Я взглянул в сторону филфака, Люда заметила это и махнула мне рукой. Вот черт! Подумал я, но стало приятно. Мне поднесли бутылку с вином.

– Ну, парни! За успех! За нас! И чтоб женщины любили! – сказал я и отхлебнул из горлышка.

– Зачетный тост, а что, всем надо говорить, или просто можно выпить? – спросил Лёха.

– Как хочешь, у нас не застолье.

Бутылка пошла по кругу.

– За третий курс!

– За бином Ньютона!

– За теорему Лагранжа!

– Это почему за неё?

– На экзамене попалась… и наконец-то три поставили!

– За Евклидово пространство!

– А почему за Евклидово? – Лёха постоянно задавал вопросы.

– Потому что оно сходится.

– Куда? – волновался Лёха.

– К кровати! – ответил Серый и все заржали.

Бутылка кончилась.

– Ну? – спросил меня Серый, уже запустив руку в рюкзак.

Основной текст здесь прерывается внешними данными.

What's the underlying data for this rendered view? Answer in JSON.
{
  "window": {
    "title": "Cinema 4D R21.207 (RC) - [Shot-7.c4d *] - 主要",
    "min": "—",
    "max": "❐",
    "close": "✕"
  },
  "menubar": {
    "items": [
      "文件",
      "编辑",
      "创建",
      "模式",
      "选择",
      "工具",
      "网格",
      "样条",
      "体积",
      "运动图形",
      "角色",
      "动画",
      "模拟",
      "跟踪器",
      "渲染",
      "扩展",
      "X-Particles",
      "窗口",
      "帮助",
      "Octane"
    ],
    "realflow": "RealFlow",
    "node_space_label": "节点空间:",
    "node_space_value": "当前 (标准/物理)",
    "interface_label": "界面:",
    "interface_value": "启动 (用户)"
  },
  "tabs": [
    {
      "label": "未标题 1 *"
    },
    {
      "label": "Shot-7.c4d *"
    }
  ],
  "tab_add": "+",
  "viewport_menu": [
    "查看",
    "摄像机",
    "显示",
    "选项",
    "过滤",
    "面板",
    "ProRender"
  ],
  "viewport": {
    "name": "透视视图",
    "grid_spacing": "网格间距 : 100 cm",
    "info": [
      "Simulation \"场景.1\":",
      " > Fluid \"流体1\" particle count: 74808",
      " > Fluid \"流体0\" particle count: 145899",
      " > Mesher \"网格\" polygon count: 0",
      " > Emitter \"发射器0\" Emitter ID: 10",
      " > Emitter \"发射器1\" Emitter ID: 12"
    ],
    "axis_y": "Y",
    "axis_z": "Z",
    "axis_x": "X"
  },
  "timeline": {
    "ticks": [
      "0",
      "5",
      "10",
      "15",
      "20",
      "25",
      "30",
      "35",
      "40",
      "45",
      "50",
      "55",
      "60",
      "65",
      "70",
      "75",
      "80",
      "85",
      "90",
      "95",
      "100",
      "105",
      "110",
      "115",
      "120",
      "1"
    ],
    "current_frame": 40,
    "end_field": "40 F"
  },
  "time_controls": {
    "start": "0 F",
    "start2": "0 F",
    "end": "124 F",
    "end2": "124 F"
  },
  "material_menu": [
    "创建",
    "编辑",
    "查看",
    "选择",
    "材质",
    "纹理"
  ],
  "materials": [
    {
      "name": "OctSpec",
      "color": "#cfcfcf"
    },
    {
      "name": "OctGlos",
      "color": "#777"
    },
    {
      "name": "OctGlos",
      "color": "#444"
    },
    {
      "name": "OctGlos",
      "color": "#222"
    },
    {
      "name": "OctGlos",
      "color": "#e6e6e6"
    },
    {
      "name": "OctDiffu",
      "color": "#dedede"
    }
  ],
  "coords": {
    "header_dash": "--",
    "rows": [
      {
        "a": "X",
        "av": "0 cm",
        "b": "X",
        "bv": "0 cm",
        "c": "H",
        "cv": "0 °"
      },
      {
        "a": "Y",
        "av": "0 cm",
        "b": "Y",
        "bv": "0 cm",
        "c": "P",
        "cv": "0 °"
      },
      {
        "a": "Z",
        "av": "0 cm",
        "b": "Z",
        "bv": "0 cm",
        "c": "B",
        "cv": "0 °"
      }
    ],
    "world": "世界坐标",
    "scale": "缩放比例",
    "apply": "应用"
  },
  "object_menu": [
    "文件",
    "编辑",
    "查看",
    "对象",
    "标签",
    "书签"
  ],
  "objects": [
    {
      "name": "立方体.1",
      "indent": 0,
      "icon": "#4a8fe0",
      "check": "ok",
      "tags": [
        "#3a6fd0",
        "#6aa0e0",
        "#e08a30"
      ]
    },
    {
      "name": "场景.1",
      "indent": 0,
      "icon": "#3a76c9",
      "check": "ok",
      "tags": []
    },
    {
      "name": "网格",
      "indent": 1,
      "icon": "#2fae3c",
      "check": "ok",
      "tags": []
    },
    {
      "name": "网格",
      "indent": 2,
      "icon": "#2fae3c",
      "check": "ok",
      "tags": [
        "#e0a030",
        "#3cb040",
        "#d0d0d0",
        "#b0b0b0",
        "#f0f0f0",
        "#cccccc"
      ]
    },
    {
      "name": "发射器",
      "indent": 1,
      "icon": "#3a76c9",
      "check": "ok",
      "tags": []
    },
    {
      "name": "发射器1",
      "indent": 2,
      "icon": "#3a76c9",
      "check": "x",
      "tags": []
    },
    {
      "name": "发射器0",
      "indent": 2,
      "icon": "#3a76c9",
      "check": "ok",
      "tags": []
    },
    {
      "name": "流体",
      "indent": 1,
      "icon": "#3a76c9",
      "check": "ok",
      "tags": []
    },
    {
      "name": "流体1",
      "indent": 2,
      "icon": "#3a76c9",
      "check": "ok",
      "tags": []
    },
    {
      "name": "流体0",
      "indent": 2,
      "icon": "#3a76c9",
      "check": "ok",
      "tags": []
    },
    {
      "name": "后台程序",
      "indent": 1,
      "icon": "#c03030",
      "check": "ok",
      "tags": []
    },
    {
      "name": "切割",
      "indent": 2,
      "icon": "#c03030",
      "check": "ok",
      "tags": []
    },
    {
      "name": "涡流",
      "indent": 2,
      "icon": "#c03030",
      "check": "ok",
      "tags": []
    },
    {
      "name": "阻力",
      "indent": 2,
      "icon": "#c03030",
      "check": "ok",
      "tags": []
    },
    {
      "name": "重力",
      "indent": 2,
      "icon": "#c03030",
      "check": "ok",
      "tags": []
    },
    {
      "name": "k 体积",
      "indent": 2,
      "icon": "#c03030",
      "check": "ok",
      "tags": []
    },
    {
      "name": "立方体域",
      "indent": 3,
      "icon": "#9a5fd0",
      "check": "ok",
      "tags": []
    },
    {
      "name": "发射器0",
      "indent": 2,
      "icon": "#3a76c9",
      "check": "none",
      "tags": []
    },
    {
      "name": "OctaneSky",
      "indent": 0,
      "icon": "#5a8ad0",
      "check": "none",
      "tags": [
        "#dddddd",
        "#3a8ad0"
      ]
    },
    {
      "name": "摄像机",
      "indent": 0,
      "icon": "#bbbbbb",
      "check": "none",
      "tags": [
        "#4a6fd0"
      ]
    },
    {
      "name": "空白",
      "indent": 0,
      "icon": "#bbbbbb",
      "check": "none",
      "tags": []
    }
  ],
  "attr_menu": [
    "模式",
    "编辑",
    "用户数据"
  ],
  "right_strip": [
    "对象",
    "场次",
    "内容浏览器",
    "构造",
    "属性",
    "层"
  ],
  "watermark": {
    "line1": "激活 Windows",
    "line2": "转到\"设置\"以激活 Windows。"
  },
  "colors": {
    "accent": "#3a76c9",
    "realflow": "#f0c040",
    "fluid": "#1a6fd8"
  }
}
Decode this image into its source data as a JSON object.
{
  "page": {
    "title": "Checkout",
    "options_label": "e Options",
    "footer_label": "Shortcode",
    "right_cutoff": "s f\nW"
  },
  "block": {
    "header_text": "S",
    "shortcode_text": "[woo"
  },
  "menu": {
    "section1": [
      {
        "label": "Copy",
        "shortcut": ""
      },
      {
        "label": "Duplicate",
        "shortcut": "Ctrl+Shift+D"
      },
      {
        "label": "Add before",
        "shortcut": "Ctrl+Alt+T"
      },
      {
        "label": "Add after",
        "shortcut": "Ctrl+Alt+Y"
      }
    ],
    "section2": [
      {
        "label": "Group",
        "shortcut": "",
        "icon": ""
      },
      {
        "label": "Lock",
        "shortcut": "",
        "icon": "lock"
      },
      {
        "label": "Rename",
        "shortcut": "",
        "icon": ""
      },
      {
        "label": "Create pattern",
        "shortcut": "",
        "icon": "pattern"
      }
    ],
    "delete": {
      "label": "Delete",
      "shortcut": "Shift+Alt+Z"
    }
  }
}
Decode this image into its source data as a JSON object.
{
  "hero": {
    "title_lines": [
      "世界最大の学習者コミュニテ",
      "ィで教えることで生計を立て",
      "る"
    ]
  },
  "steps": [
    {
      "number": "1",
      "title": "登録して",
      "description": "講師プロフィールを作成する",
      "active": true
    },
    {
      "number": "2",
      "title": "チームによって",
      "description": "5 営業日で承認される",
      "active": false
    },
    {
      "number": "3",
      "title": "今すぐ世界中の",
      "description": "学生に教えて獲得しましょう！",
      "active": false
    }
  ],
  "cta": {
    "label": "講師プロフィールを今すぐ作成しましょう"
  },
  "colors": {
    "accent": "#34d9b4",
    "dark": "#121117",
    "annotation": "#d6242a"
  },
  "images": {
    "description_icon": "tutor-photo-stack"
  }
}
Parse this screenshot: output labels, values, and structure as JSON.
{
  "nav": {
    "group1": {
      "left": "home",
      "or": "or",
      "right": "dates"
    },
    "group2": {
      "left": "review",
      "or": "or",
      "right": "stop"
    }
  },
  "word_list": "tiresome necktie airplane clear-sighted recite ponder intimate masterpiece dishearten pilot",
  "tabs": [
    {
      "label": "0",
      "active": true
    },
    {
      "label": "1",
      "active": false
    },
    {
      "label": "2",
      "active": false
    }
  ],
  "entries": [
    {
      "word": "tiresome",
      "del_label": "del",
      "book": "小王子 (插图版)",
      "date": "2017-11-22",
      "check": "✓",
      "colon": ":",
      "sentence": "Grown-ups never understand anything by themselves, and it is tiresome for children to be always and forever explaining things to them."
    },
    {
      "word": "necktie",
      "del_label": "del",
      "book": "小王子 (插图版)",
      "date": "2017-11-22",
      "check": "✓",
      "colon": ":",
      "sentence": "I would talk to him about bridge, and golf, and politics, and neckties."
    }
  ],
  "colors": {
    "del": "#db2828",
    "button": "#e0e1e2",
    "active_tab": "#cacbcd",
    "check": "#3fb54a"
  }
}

Все смотрели на меня вопросительно.

– А! Давай!

Раздался вздох одобрения. Вторая бутылка была опустошена быстрее и без тостов – скоро отправляться. Лёха достал батон с изюмом и батон тут же был уничтожен до последней крошки. Я еще раз посмотрел в сторону девчонок филфака – Люда оживленно разговаривала с подружками. Действительно, красивая, стройная, длинноволосая. Ко мне подошел Серый и пьяно обнял за плечи, тоже посмотрел на Люду. Глубоко, как-то по отечески вздохнул, как будто он что-то знает, а я – нет и предложил мне Беломор.

– Я не курю, – сказал я.

– Я тоже, – сказал Серый и глубоко затянулся.

Я взял одну размял и прикурил- нормально, едко, противно. Чем ближе было к отправлению, тем больше студентов доставали папиросы и сигареты. О, как! Перед вагоном курили уже все. Я поискал глазами Люду, ну, конечно! Филфак умудрился достать «Космос» – дорогущие и дефицитные сигареты! По громкой связи что-то сказали про десять минут до отправления, мы начали загружаться. С других факультетов тоже ребята поехали работать, но как я знал они ехали куда-то севернее, кажется в Лесосибирск, мы же ехали в Красноярск, на целлюлозный комбинат. Кого-то из химфака стошнило прямо на ступеньки вагона. Эээээх! Химоза! Пить не умеют! Толстая проводница орала и грозилась всех высадить, но ей то начинали то читать похабные стихи, то огрызались незлобно, то резко шутили, в конце- концов довели её до слёз и она закрылась у себя в купе. Вагон был общий, матрасов не было, пахло жутко и было жарко. Кое-как уместившись и подложив под голову рюкзаки и сумки и мы двинулись в путь. Ну тут-то и началось! Кто-то захотел чаю, кто-то достал магнитофон, кто-то стал меняться местами целыми купе, где-то тренькала гитара, где-то явно нетрезвые парни не поделили третью полку, предназначенную для багажа. И все хотели жрать. Вот прямо все! Но была только выпивка. Много. Мы с парнями засадили ещё бутылку. Я нащупал в кармане спецовки кусочек батона и стал долго жевать, пока он не станет сладким, пока не разложиться на углеводы. Ну, по крайне мере так знакомая рассказывала с биохима. Противно запахло копченостями, которые тут же съедались, просто мгновенно! Наша бригада не буянила, не дралась, ни кого в окна не выкидывала, а значит, можно было залезть на полку и поспать. Сон не шел, по вагону ходили, шумели, постоянно спрашивали – а кто здесь лежит? дергали за ноги и уходили. Я достал Джека Лондона первую попавшуюся книгу, что схватил перед отъездом, и начал читать, в надежде заснуть на первой странице…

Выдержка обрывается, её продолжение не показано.